![Fouille dans la cour de l’aile d’Astrée au château de Dampierre. © DR](https://www.actu-culture.com/wp-content/uploads/2024/04/IMG_4756-scaled-1-edited.jpeg)
Le 5 avril dernier, la nouvelle ministre de la Culture a annoncé sur X (ancien Twitter) sa volonté de réformer la réglementation de l’archéologie préventive — message précédé d’un entretien accordé au Parisien sous-entendant que les archéologues creusaient des trous pour le plaisir. Des déclarations qui ont provoqué un vif (et justifié) émoi dans le milieu de l’archéologie préventive.
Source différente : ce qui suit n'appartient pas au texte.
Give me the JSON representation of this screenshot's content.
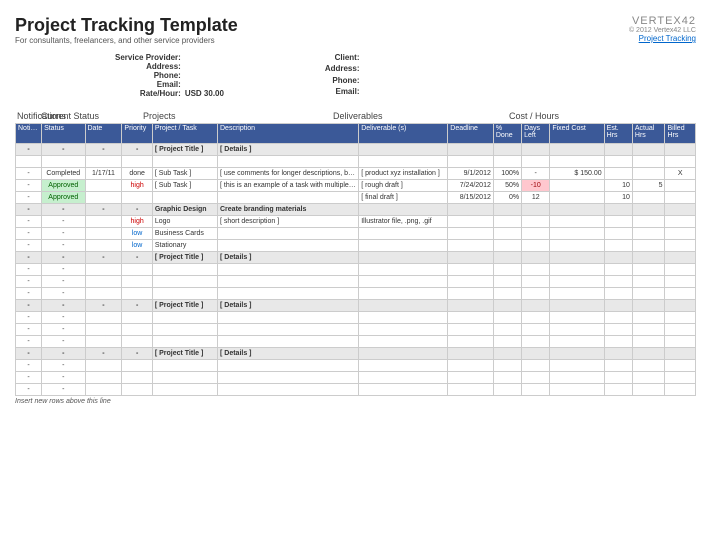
{
  "header": {
    "title": "Project Tracking Template",
    "subtitle": "For consultants, freelancers, and other service providers",
    "logo_text": "VERTEX42",
    "copyright": "© 2012 Vertex42 LLC",
    "link_text": "Project Tracking"
  },
  "provider": {
    "labels": [
      "Service Provider:",
      "Address:",
      "Phone:",
      "Email:",
      "Rate/Hour:"
    ],
    "rate_value": "USD 30.00"
  },
  "client": {
    "labels": [
      "Client:",
      "Address:",
      "Phone:",
      "Email:"
    ]
  },
  "sections": {
    "notifications": "Notifications",
    "current_status": "Current Status",
    "projects": "Projects",
    "deliverables": "Deliverables",
    "cost_hours": "Cost / Hours"
  },
  "columns": [
    "Notifications",
    "Status",
    "Date",
    "Priority",
    "Project / Task",
    "Description",
    "Deliverable (s)",
    "Deadline",
    "% Done",
    "Days Left",
    "Fixed Cost",
    "Est. Hrs",
    "Actual Hrs",
    "Billed Hrs"
  ],
  "rows": [
    {
      "type": "group",
      "dash": true,
      "task": "[ Project Title ]",
      "desc": "[ Details ]"
    },
    {
      "type": "blank"
    },
    {
      "type": "data",
      "noti": "-",
      "status": "Completed",
      "status_cls": "completed",
      "date": "1/17/11",
      "priority": "done",
      "task": "[ Sub Task ]",
      "desc": "[ use comments for longer descriptions, but this field will also wrap ]",
      "deliv": "[ product xyz installation ]",
      "deadline": "9/1/2012",
      "pct": "100%",
      "days": "-",
      "cost": "$    150.00",
      "est": "",
      "actual": "",
      "billed": "X"
    },
    {
      "type": "data",
      "noti": "-",
      "status": "Approved",
      "status_cls": "approved",
      "date": "",
      "priority": "high",
      "priority_cls": "high",
      "task": "[ Sub Task ]",
      "desc": "[ this is an example of a task with multiple deliverables (rough and final drafts) ]",
      "deliv": "[ rough draft ]",
      "deadline": "7/24/2012",
      "pct": "50%",
      "days": "-10",
      "days_cls": "neg",
      "cost": "",
      "est": "10",
      "actual": "5",
      "billed": ""
    },
    {
      "type": "data",
      "noti": "-",
      "status": "Approved",
      "status_cls": "approved",
      "date": "",
      "priority": "",
      "task": "",
      "desc": "",
      "deliv": "[ final draft ]",
      "deadline": "8/15/2012",
      "pct": "0%",
      "days": "12",
      "cost": "",
      "est": "10",
      "actual": "",
      "billed": ""
    },
    {
      "type": "group",
      "dash": true,
      "task": "Graphic Design",
      "desc": "Create branding materials"
    },
    {
      "type": "data",
      "noti": "-",
      "status": "-",
      "date": "",
      "priority": "high",
      "priority_cls": "high",
      "task": "Logo",
      "desc": "[ short description ]",
      "deliv": "Illustrator file, .png, .gif",
      "deadline": "",
      "pct": "",
      "days": "",
      "cost": "",
      "est": "",
      "actual": "",
      "billed": ""
    },
    {
      "type": "data",
      "noti": "-",
      "status": "-",
      "date": "",
      "priority": "low",
      "priority_cls": "low",
      "task": "Business Cards",
      "desc": "",
      "deliv": "",
      "deadline": "",
      "pct": "",
      "days": "",
      "cost": "",
      "est": "",
      "actual": "",
      "billed": ""
    },
    {
      "type": "data",
      "noti": "-",
      "status": "-",
      "date": "",
      "priority": "low",
      "priority_cls": "low",
      "task": "Stationary",
      "desc": "",
      "deliv": "",
      "deadline": "",
      "pct": "",
      "days": "",
      "cost": "",
      "est": "",
      "actual": "",
      "billed": ""
    },
    {
      "type": "group",
      "dash": true,
      "task": "[ Project Title ]",
      "desc": "[ Details ]"
    },
    {
      "type": "data",
      "noti": "-",
      "status": "-"
    },
    {
      "type": "data",
      "noti": "-",
      "status": "-"
    },
    {
      "type": "data",
      "noti": "-",
      "status": "-"
    },
    {
      "type": "group",
      "dash": true,
      "task": "[ Project Title ]",
      "desc": "[ Details ]"
    },
    {
      "type": "data",
      "noti": "-",
      "status": "-"
    },
    {
      "type": "data",
      "noti": "-",
      "status": "-"
    },
    {
      "type": "data",
      "noti": "-",
      "status": "-"
    },
    {
      "type": "group",
      "dash": true,
      "task": "[ Project Title ]",
      "desc": "[ Details ]"
    },
    {
      "type": "data",
      "noti": "-",
      "status": "-"
    },
    {
      "type": "data",
      "noti": "-",
      "status": "-"
    },
    {
      "type": "data",
      "noti": "-",
      "status": "-"
    }
  ],
  "footer": "Insert new rows above this line"
}
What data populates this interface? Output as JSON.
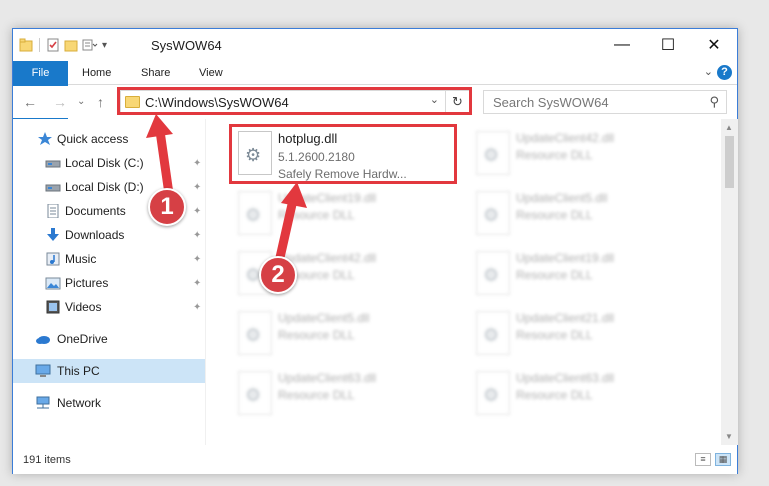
{
  "window": {
    "title": "SysWOW64",
    "minimize_glyph": "—",
    "maximize_glyph": "☐",
    "close_glyph": "✕"
  },
  "ribbon": {
    "tabs": [
      "File",
      "Home",
      "Share",
      "View"
    ],
    "expand_glyph": "⌄",
    "help_glyph": "?"
  },
  "navigation": {
    "back_glyph": "←",
    "forward_glyph": "→",
    "recent_glyph": "⌄",
    "up_glyph": "↑",
    "address_path": "C:\\Windows\\SysWOW64",
    "address_dropdown_glyph": "⌄",
    "refresh_glyph": "↻",
    "search_placeholder": "Search SysWOW64",
    "search_glyph": "⚲"
  },
  "sidebar": {
    "items": [
      {
        "label": "Quick access",
        "icon": "star-icon",
        "pinned": false
      },
      {
        "label": "Local Disk (C:)",
        "icon": "drive-icon",
        "pinned": true
      },
      {
        "label": "Local Disk (D:)",
        "icon": "drive-icon",
        "pinned": true
      },
      {
        "label": "Documents",
        "icon": "documents-icon",
        "pinned": true
      },
      {
        "label": "Downloads",
        "icon": "download-icon",
        "pinned": true
      },
      {
        "label": "Music",
        "icon": "music-icon",
        "pinned": true
      },
      {
        "label": "Pictures",
        "icon": "pictures-icon",
        "pinned": true
      },
      {
        "label": "Videos",
        "icon": "videos-icon",
        "pinned": true
      },
      {
        "label": "OneDrive",
        "icon": "cloud-icon",
        "pinned": false
      },
      {
        "label": "This PC",
        "icon": "computer-icon",
        "pinned": false,
        "selected": true
      },
      {
        "label": "Network",
        "icon": "network-icon",
        "pinned": false
      }
    ],
    "pin_glyph": "📌"
  },
  "files": {
    "highlighted": {
      "name": "hotplug.dll",
      "version": "5.1.2600.2180",
      "description": "Safely Remove Hardw..."
    },
    "blurred": [
      {
        "name": "UpdateClient42.dll",
        "description": "Resource DLL"
      },
      {
        "name": "UpdateClient19.dll",
        "description": "Resource DLL"
      },
      {
        "name": "UpdateClient5.dll",
        "description": "Resource DLL"
      },
      {
        "name": "UpdateClient42.dll",
        "description": "Resource DLL"
      },
      {
        "name": "UpdateClient19.dll",
        "description": "Resource DLL"
      },
      {
        "name": "UpdateClient5.dll",
        "description": "Resource DLL"
      },
      {
        "name": "UpdateClient21.dll",
        "description": "Resource DLL"
      },
      {
        "name": "UpdateClient63.dll",
        "description": "Resource DLL"
      },
      {
        "name": "UpdateClient63.dll",
        "description": "Resource DLL"
      }
    ]
  },
  "status": {
    "item_count": "191 items"
  },
  "annotations": {
    "callout_1": "1",
    "callout_2": "2",
    "color": "#e2383e"
  }
}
Posté sur X à l’occasion de l’inauguration des restaurations du château de Dampierre dans les Yvelines, le message de Rachida Dati souhaitait qu’en matière de réglementation dans le domaine de l’archéologie préventive :
— Ne soient retenues que les prescriptions archéologiques indispensables
— Des dérogations pour les prescriptions archéologiques soient possibles
— Soient adaptées les normes DOE au bâti ancien
La veille, dans un entretien publié par le journal Le Parisien, elle affirmait « qu’il ne faut pas faire des fouilles pour se faire plaisir » et qu’elle préférait « mettre de l’argent dans la restauration du patrimoine plutôt que de creuser un trou pour un trou ». Un désaveu de ses propres services qui avaient prescrit les fouilles dans le domaine de Dampierre, désaveu d’autant plus surprenant que ces dernières ont permis de retrouver les vestiges des anciens bassins et jardins, ce qui permettra de les recréer.
🏰 Hier au château de Dampierre avec @jnbarrot, l'histoire se rappelle à nous grâce à tous les artisans et à l’investissement de Franky Mulliez !
— Rachida Dati ن (@datirachida) April 5, 2024
La restauration méticuleuse de ce joyau patrimonial supervisée par l’expert Christophe Bottineau permettra à ce lieu chargé… pic.twitter.com/sIkTAWXRcJ
Un trou noir pour l’archéologie préventive ?
Phobie des trous, méconnaissance du dossier de l’archéologie au sein de son ministère (un ministre de la Culture ne peut tout connaître) ou provocation peu habile ? L’avenir le dira ; il faut désormais espérer que le ministère mène à bien une campagne préventive d’apaisement des esprits et de sensibilisation de la ministre.
Car ses propos sont aussi un désaveu de tous les archéologues qui, dans des conditions souvent difficiles, avec beaucoup d’abnégation et de désintéressement, dans des délais très contraints et par tous les temps, consacrent toute leur énergie à la préservation des vestiges de notre passé.
C’est aussi une méconnaissance des liens qui unissent la France à la Convention européenne pour la protection du patrimoine archéologique, adoptée à Malte le 16 janvier 1992 — même si sa mise en application dans notre pays a pris presque dix ans : loi du 17 janvier 2001 sur l’archéologie préventive, que semble encore ignorer notre valeureuse ministre.
Des gros trous, des gros trous, encore des gros trous…
Notre patrimoine archéologique est par essence non renouvelable et soumis à une érosion très rapide : en France sont aménagés (artificialisés) chaque année environ 50 000 hectares pour des constructions, carrières et voies de communication diverses, soit la surface d’un département français tous les dix ans, et beaucoup de gros trous creusés. Or seul un quart de ces opérations fait l’objet de sondages archéologiques préalables, qui ne débouchent sur de véritables fouilles à nouveau que dans un quart des cas.
Le poids économique des petits trous de l’archéologie préventive est d’autant plus faible qu’il ne dépasse en général guère 2 à 3 % du budget total d’une opération d’aménagement.
Alléger le dispositif de l’archéologie préventive française serait donc mettre encore plus en danger des vestiges archéologiques éminemment fragiles qui constituent pourtant une part essentielle de notre histoire, de notre mémoire et de notre identité. Aussi espérons-nous que la nouvelle ministre de la Culture pourra entendre et comprendre l’émotion creusée par ses propos chez tous les défenseurs du patrimoine et de l’archéologie.